It was not easy to hold that pace among the graves, and at another time he might have gone more slowly, or round by the path. Unmindful of all obstacles, however, he pressed forward without slackening his speed, and soon arrived within a few yards of the window.
He approached as softly as he could, and advancing so near the wall as to brush the whitened ivy with his dress, listened. There was no sound inside. The church itself was not more quiet. Touching the glass with his cheek, he listened again. No. And yet there was such a silence all around, that he felt sure he could have heard even the breathing of a sleeper, if there had been one there.
A strange circumstance, a light in such a place at that time of night, with no one near it.
A curtain was drawn across the lower portion of the window, and he could not see into the room. But there was no shadow thrown upon it from within. To have gained a footing on the wall and tried to look in from above, would have been attended with some danger—certainly with some noise, and the chance of terrifying the child, if that really were her habitation. Again and again he listened; again and again the same wearisome blank.
Leaving the spot with slow and cautious steps, and skirting the ruin for a few paces, he came at length to a door. He knocked. No answer. But there was a curious noise inside. It was difficult to determine what it was. It bore a resemblance to the low moaning of one in pain, but it was not that, being far too regular and constant. Now it seemed a kind of song, now a wail—seemed, that is, to his changing fancy, for the sound itself was never changed or checked. It was unlike anything he had ever heard, and in its tone there was something fearful, chilling, and unearthly.

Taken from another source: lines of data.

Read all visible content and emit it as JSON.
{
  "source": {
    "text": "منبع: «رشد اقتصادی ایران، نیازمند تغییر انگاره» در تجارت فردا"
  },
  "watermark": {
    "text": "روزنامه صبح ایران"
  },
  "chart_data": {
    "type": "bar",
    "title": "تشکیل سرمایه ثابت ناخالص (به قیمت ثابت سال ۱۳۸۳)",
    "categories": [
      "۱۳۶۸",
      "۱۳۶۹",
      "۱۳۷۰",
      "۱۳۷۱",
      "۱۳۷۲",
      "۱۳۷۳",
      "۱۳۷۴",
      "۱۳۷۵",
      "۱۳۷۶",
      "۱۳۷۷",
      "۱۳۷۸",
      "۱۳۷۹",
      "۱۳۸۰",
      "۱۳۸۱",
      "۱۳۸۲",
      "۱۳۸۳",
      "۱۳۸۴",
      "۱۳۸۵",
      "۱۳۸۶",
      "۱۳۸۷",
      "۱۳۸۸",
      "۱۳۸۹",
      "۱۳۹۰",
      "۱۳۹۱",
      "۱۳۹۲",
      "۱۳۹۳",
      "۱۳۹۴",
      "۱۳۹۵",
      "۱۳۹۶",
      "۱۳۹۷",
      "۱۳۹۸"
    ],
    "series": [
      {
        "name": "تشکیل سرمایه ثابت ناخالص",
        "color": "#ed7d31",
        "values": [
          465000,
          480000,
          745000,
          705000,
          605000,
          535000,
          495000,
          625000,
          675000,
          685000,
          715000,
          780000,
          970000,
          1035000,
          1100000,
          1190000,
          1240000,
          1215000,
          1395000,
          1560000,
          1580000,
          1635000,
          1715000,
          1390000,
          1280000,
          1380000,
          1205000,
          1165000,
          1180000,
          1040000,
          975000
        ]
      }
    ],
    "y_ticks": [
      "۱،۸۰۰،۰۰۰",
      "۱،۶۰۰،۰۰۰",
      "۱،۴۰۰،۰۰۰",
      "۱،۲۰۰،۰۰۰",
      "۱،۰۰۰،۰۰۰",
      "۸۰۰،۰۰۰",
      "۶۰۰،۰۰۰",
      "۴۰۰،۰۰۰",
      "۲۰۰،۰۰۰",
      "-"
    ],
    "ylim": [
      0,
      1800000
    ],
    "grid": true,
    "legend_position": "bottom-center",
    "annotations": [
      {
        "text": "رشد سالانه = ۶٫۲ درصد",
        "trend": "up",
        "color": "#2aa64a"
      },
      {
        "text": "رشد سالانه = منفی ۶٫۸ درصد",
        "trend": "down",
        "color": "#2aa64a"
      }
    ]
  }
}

The listener’s blood ran colder now than ever it had done in frost and snow, but he knocked again. There was no answer, and the sound went on without any interruption. He laid his hand softly upon the latch, and put his knee against the door. It was not secured on the inside, but yielded to the pressure, and turned upon its hinges. He saw the glimmering of a fire upon the old walls, and entered.
LXXI
The dull, red glow of a wood fire—for no lamp or candle burnt within the room—showed him a figure, seated on the hearth with its back towards him, bending over the fitful light. The attitude was that of one who sought the heat. It was, and yet was not. The stooping posture and the cowering form were there, but no hands were stretched out to meet the grateful warmth, no shrug or shiver compared its luxury with the piercing cold outside. With limbs huddled together, head bowed down, arms crossed upon the breast, and fingers tightly clenched, it rocked to and fro upon its seat without a moment’s pause, accompanying the action with the mournful sound he had heard.

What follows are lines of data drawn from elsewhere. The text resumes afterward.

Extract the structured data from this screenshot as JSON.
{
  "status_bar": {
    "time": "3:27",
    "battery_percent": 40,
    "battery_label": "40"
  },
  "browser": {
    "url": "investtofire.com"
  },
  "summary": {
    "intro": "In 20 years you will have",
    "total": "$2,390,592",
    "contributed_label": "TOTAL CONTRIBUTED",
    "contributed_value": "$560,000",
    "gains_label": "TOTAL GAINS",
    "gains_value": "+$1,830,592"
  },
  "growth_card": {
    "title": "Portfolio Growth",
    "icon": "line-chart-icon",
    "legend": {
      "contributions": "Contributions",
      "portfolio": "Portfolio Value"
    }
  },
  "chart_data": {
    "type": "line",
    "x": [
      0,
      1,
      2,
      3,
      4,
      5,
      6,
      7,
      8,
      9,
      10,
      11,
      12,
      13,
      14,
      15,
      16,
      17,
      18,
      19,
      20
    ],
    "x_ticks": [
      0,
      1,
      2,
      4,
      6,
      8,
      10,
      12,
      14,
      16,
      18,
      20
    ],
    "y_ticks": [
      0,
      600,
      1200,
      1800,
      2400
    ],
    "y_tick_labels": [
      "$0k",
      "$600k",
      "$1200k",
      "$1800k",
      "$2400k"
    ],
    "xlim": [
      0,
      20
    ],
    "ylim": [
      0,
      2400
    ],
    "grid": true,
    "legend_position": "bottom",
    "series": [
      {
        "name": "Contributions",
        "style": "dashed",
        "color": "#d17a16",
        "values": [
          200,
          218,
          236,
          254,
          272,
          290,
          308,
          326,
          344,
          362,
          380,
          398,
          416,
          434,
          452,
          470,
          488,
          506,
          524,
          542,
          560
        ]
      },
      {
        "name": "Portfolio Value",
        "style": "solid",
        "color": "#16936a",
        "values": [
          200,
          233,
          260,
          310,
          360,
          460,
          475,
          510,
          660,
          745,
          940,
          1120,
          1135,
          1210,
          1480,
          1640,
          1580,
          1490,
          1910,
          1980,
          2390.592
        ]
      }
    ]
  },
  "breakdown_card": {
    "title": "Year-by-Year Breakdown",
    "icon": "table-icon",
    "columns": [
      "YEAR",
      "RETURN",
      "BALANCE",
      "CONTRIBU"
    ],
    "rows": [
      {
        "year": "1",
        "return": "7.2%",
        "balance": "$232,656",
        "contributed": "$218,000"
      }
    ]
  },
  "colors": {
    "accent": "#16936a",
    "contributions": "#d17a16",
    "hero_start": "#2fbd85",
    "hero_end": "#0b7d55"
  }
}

The heavy door had closed behind him on his entrance, with a crash that made him start. The figure neither spoke nor turned to look, nor gave in any other way the faintest sign of having heard the noise. The form was that of an old man, his white head akin in colour to the mouldering embers upon which he gazed. He, and the failing light and dying fire, the timeworn room, the solitude, the wasted life, and gloom, were all in fellowship. Ashes, and dust, and ruin!
Kit tried to speak, and did pronounce some words, though what they were he scarcely knew. Still the same terrible low cry went on—still the same rocking in the chair—the same stricken figure was there, unchanged and heedless of his presence.
He had his hand upon the latch, when something in the form—distinctly seen as one log broke and fell, and, as it fell, blazed up—arrested it. He returned to where he had stood before—advanced a pace—another—another still. Another, and he saw the face. Yes! Changed as it was, he knew it well.
“Master!” he cried, stooping on one knee and catching at his hand. “Dear master. Speak to me!”
The old man turned slowly towards him; and muttered, in a hollow voice,
“This is another!—How many of these spirits there have been tonight!”
“No spirit, master. No one but your old servant. You know me now, I am sure? Miss Nell—where is she—where is she?”
“They all say that!” cried the old man. “They all ask the same question. A spirit!”
“Where is she?” demanded Kit. “Oh tell me but that—but that, dear master.”
“She is asleep—yonder—in there.”
“Thank God!”
“Aye! Thank God!” returned the old man. “I have prayed to Him, many, and many, and many a livelong night, when she has been asleep, He knows. Hark! Did she call?”
“I heard no voice.”
“You did. You hear her now. Do you tell me that you don’t hear that?”
He started up, and listened again.
“Nor that?” he cried, with a triumphant smile. “Can anybody know that voice so well as I! Hush! hush!”
Motioning to him to be silent, he stole away into another chamber. After a short absence (during which he could be heard to speak in a softened soothing tone) he returned, bearing in his hand a lamp.
“She is still asleep,” he whispered. “You were right. She did not call—unless she did so in her slumber. She has called to me in her sleep before now, sir; as I sat by, watching, I have seen her lips move, and have known, though no sound came from them, that she spoke of me. I feared the light might dazzle her eyes and wake her, so I brought it here.”